Beim Kölner CSD-Empfang der AidsHilfe NRW e.V. und des Schwulen Netzwerks NRW e.V. wurden am Samstag der ehrenamtlich engagierte Duisburger Wulf Thomas und der Präsident der evangelischen Kirche in Hessen und Nassau, Volker Jung, mit der Kompassnadel geehrt.

Das Kölner Gürzenich wurde zum Schauplatz einer der Höhepunkte des Kölner CSD-Wochenendes.

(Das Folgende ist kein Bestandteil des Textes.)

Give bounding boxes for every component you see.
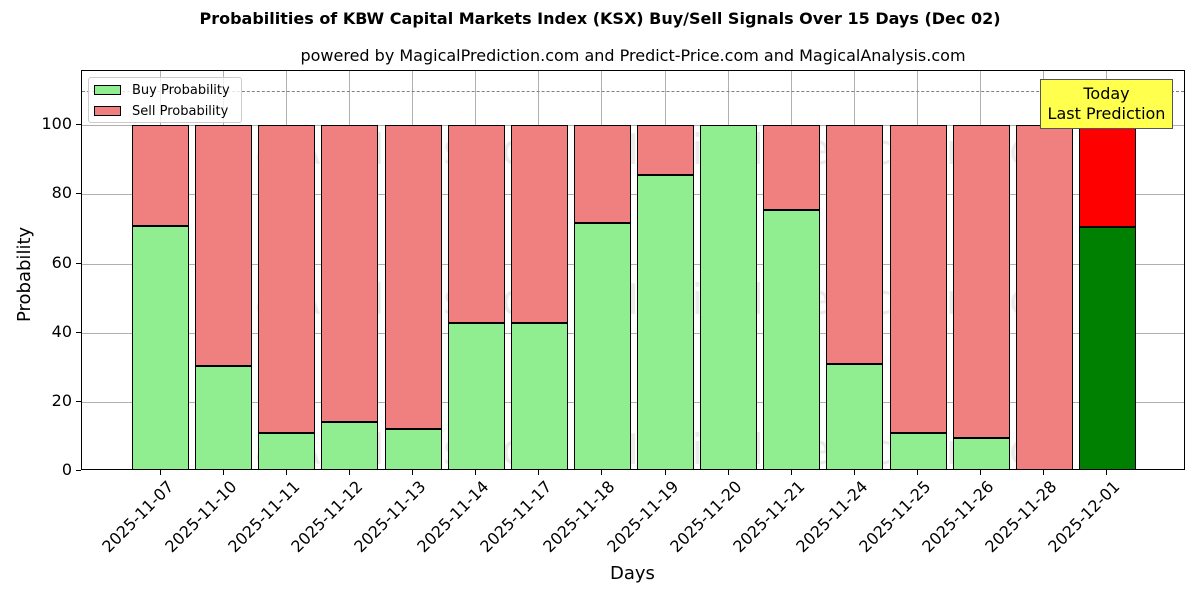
sell-bar[interactable] [1078, 125, 1136, 227]
x-tick-mark [1043, 470, 1045, 475]
y-tick-mark [76, 124, 81, 126]
x-tick-mark [664, 470, 666, 475]
x-axis-label: Days [610, 563, 655, 584]
legend-sell-label: Sell Probability [132, 103, 229, 119]
y-tick-mark [76, 400, 81, 402]
y-tick-label: 100 [41, 114, 72, 134]
grid-line-h [82, 263, 1184, 265]
grid-line-h [82, 401, 1184, 403]
sell-bar[interactable] [763, 125, 821, 211]
sell-bar[interactable] [195, 125, 253, 367]
x-tick-mark [917, 470, 919, 475]
buy-bar[interactable] [132, 226, 189, 469]
buy-swatch-icon [94, 85, 121, 95]
sell-bar[interactable] [447, 125, 505, 323]
annotation-line-1: Today [1083, 84, 1130, 103]
x-tick-mark [980, 470, 982, 475]
x-tick-mark [727, 470, 729, 475]
x-tick-mark [853, 470, 855, 475]
sell-bar[interactable] [952, 125, 1010, 438]
y-tick-mark [76, 262, 81, 264]
grid-line-h [82, 332, 1184, 334]
y-tick-label: 0 [61, 460, 72, 479]
y-axis-label: Probability [14, 226, 35, 322]
sell-bar[interactable] [889, 125, 947, 434]
sell-bar[interactable] [1015, 125, 1073, 469]
buy-bar[interactable] [510, 322, 568, 469]
sell-bar[interactable] [826, 125, 884, 365]
buy-bar[interactable] [321, 422, 379, 469]
y-tick-label: 20 [51, 390, 72, 410]
y-tick-mark [76, 470, 81, 471]
buy-bar[interactable] [195, 366, 253, 469]
chart-subtitle: powered by MagicalPrediction.com and Pre… [300, 46, 966, 65]
x-tick-mark [538, 470, 540, 475]
x-tick-mark [285, 470, 287, 475]
x-tick-mark [790, 470, 792, 475]
sell-bar[interactable] [384, 125, 442, 429]
buy-bar[interactable] [952, 437, 1010, 469]
x-tick-mark [601, 470, 603, 475]
buy-bar[interactable] [384, 428, 442, 469]
sell-swatch-icon [94, 106, 121, 116]
y-tick-mark [76, 193, 81, 195]
x-tick-mark [412, 470, 414, 475]
buy-bar[interactable] [258, 433, 316, 469]
grid-line-h [82, 194, 1184, 196]
y-tick-label: 60 [51, 252, 72, 272]
buy-bar[interactable] [637, 174, 695, 469]
sell-bar[interactable] [637, 125, 695, 175]
buy-bar[interactable] [763, 210, 821, 469]
buy-bar[interactable] [826, 364, 884, 469]
buy-bar[interactable] [889, 433, 947, 469]
sell-bar[interactable] [132, 125, 189, 227]
legend: Buy Probability Sell Probability [88, 77, 242, 123]
sell-bar[interactable] [321, 125, 379, 423]
sell-bar[interactable] [573, 125, 631, 224]
reference-line-110 [82, 90, 1184, 92]
buy-bar[interactable] [700, 125, 758, 469]
y-tick-label: 40 [51, 321, 72, 341]
legend-buy-label: Buy Probability [132, 82, 230, 98]
plot-area: MagicalAnalysis.comMagicalAnalysis.comMa… [81, 70, 1185, 470]
chart-title: Probabilities of KBW Capital Markets Ind… [199, 9, 1001, 28]
sell-bar[interactable] [258, 125, 316, 434]
y-tick-label: 80 [51, 183, 72, 203]
buy-bar[interactable] [447, 322, 505, 469]
today-annotation: Today Last Prediction [1040, 79, 1173, 129]
buy-bar[interactable] [1078, 226, 1136, 469]
legend-item-sell: Sell Probability [94, 103, 228, 119]
x-tick-mark [348, 470, 350, 475]
buy-bar[interactable] [573, 223, 631, 469]
y-tick-mark [76, 331, 81, 333]
annotation-line-2: Last Prediction [1047, 104, 1166, 123]
x-tick-mark [222, 470, 224, 475]
legend-item-buy: Buy Probability [94, 82, 230, 98]
grid-line-h [82, 125, 1184, 127]
x-tick-mark [159, 470, 161, 475]
x-tick-mark [475, 470, 477, 475]
x-tick-mark [1106, 470, 1108, 475]
sell-bar[interactable] [510, 125, 568, 323]
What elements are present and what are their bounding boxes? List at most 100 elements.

Grund dafür war die Verleihung der Kompassnadel des Schwulen Netzwerks NRW e.V. an den Duisburger Aktivisten Wulf Thomas und den evangelischen Kirchenpräsidenten Volker Jung (die Kampagne berichtete: Preisträger der KOmpassnadel 2014). Die Kompassnadel wird seit 2001 in den Kategorien "Ehrenamtliches Engagement" und "Person des öffentlichen Lebens" im Rahmen des CSD-Empfangs vergeben.

 

Die SPD-Bundestagsabgeordnete Bärbel Bas hielt die Laudatio auf Wulf Thomas. Sie lobte das "bunte und vielfältige Engagement" des Duisburgers. Thomas war seit Anfang der 1980er Jahre als Aktivist in der Community aktiv. 1982 gründete er die Lesben- und Schwulengruppe an der Uni Duisburg, 1986 die Aids-Hilfe Duisburg/Kreis Wesel, organisierte schwule Fahrradtouren und prägte maßgeblich die homosexuellen Kulturtage "HoKuDu" (heute: Queer Live Duisburg).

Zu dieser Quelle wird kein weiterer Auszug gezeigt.